Last week I had the pleasure to attend the DLD 2011 (Digital Life Design) conference in Munich, which was co-hosted by Dr Yossi Vardi and Burda Media, a large German media company (for those who don’t know). I’ve attended quite a few conferences and industry events, but DLD manage to stand out. What was so special about it?
The organization – The conference itself is fairly large: 3 days, 172 speakers, 60 sessions, 180 international journalists and about a thousand attendees. Everything ticked like a clock (almost) when it comes to sessions and the organizers arranged for a few good ‘extra’ activities. One example was the optional tour in one of three museums. We got a guided tour of the Deutches Museum on the first day (before the conference opened) and shuttles were arranged for us to transport to the conference venue on time. There was also plenty of food, drinks, and music including James McCartney (the son of), Duffy, a few DJs and a live band on stage for when speakers were announced.
The panels – there were some good ones and some less engaging ones, but overall great content and speakers. Here are some of the highlights:
- Paulo Coelho and Sean Parker on the “Future of books” – it was interesting to hear from a best-seller author that traditional book promotion is changing quickly. Paulo didn’t do a book tour around the world this time – he simply promoted his latest book “Aleph” through Twitter, Facebook and his blog. The result? This was his most successful book launch ever. Sean Parker described himself as a platform builder (Napster, Facbeook, Causes) and commented on how he was portrayed in the ‘Social Network’ movie.
- The Big Picture panel: social, mobile, advertising, TV, media – with Google’s Nikesh Arora, Jim Breyer (partner at Accel and board member at Facebook), Thomas Ebeling, Reid Hoffman (founder of LinkedIn, angel investor and partner at Greylock), and Paul-Bernhard Kallen. Jim Breyer was very bullish on China saying that Accel invested $1.5 billion in Chinese startups in the last two year and plans to invest another billion Dollars this year. He was less bullish on Israel and India, which raised a few eyebrows in the audience. Kara Swisher of All Things D (and previously the WSJ) was a brilliant moderator (in this panel and others), and managed to get these experienced execs uncomfortable in their chairs with a word association game. Nokia, Steve Jobs, Facebook and tablets had some interesting answers and ‘no comments’.
- The fashion panel with the founder of Net a porter shed an light on
- Quotes, comments and tweets (14,000 of them) are a great way to catch the vibe and golden nuggets out of panels. This link was a good way to follow the thousands of updates. Below are some of the best ones with the tag #DLD11:
- Avg hold time of a stock in 1970 was 5 yrs. Now it’s 3 months. Now buyers only care about earnings for next quarter.” Barry Silbert
- A NYT article is tweeted every four seconds,” Arthur Sulzberger, NYT publisher says.
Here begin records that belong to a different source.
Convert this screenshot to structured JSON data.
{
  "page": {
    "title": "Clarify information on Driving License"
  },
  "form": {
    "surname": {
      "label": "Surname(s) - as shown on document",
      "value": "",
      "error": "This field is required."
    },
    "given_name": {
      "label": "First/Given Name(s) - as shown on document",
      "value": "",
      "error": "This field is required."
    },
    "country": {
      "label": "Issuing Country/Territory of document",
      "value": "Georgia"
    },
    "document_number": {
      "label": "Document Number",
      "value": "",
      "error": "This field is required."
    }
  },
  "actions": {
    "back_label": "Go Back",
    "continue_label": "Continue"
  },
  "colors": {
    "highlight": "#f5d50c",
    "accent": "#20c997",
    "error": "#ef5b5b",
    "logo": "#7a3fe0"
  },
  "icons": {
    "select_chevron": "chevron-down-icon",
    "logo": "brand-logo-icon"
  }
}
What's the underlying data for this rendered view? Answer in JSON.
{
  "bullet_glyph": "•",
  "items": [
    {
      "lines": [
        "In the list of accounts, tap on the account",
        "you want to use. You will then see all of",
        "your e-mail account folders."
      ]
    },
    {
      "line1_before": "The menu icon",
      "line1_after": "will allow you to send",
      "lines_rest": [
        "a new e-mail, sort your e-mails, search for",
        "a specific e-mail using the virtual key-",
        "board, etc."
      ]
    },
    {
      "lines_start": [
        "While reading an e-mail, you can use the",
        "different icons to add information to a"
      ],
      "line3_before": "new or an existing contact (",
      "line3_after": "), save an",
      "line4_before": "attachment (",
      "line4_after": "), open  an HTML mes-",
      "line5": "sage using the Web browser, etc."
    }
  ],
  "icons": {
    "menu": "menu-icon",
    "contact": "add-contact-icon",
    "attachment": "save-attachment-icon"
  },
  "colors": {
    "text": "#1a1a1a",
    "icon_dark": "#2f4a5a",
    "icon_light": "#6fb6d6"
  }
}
- Ynon Kreiz: Social TV next big thing. Whoever figures it out is the next Steve Jobs.
- Groupon’s Andrew Mason: We want to be the Amazon for local. But says nothing concrete. Kara Swisher calls him “a corporate douchebag”
- Murdoch: paper costs killing us, cost of digital going down. Vast majority of revenue comes from payTV 70% in EU
- MSFT’s Dan Reed: Truly transformative technology is technology that users don’t notice they’re using.
- Eric Schmidt: Every parent knows there are only two states of children in the current age. Asleep or online.
- young entrepreneurs now develop for mobile first , not the desktop. Growth in smartphones worldwide will be a tidal wave on the West
The people – I had great conversations and good laughs. There was an unproportionally high number of Israeli entrepreneurs (courtesy of Yossi Vardi). To name a few, I’ve seen Outbrain, Similar Group, Donanza, HitPad (still in stealth), Superna, Speedup, JamRT(creators of Tubehero), Mythings,Fiddme and more. I’ve met plenty of CEOs, VCs and industry execs from the usual suspects.
To name a few: a scientist that creates clouds (literally, and not the digital kind), Dan Rose of Facebook (asking me what I would like to hear more about a moment before he got on stage), the guy that designed the vehicles for the Tron movie, a German reporter with perfect Hebrew (has been taking classes), Pete Cashmore (good to reconnect after meeting in SF), Avid from Boticca, the Accel London team, Mike Butcher (finally connected the name to a face), Yossi Taguri, the master of the Footloose lip dub video (below) and the post would be too long to mention everyone, but needless to say that I had a good chance to catch up with old colleagues and hang out with folks that had a really positive vibe.
Overall, DLD 2011 was a great conference. You can catch all the videos of the sessions here or on this link. I highly recommend attending next year if you can.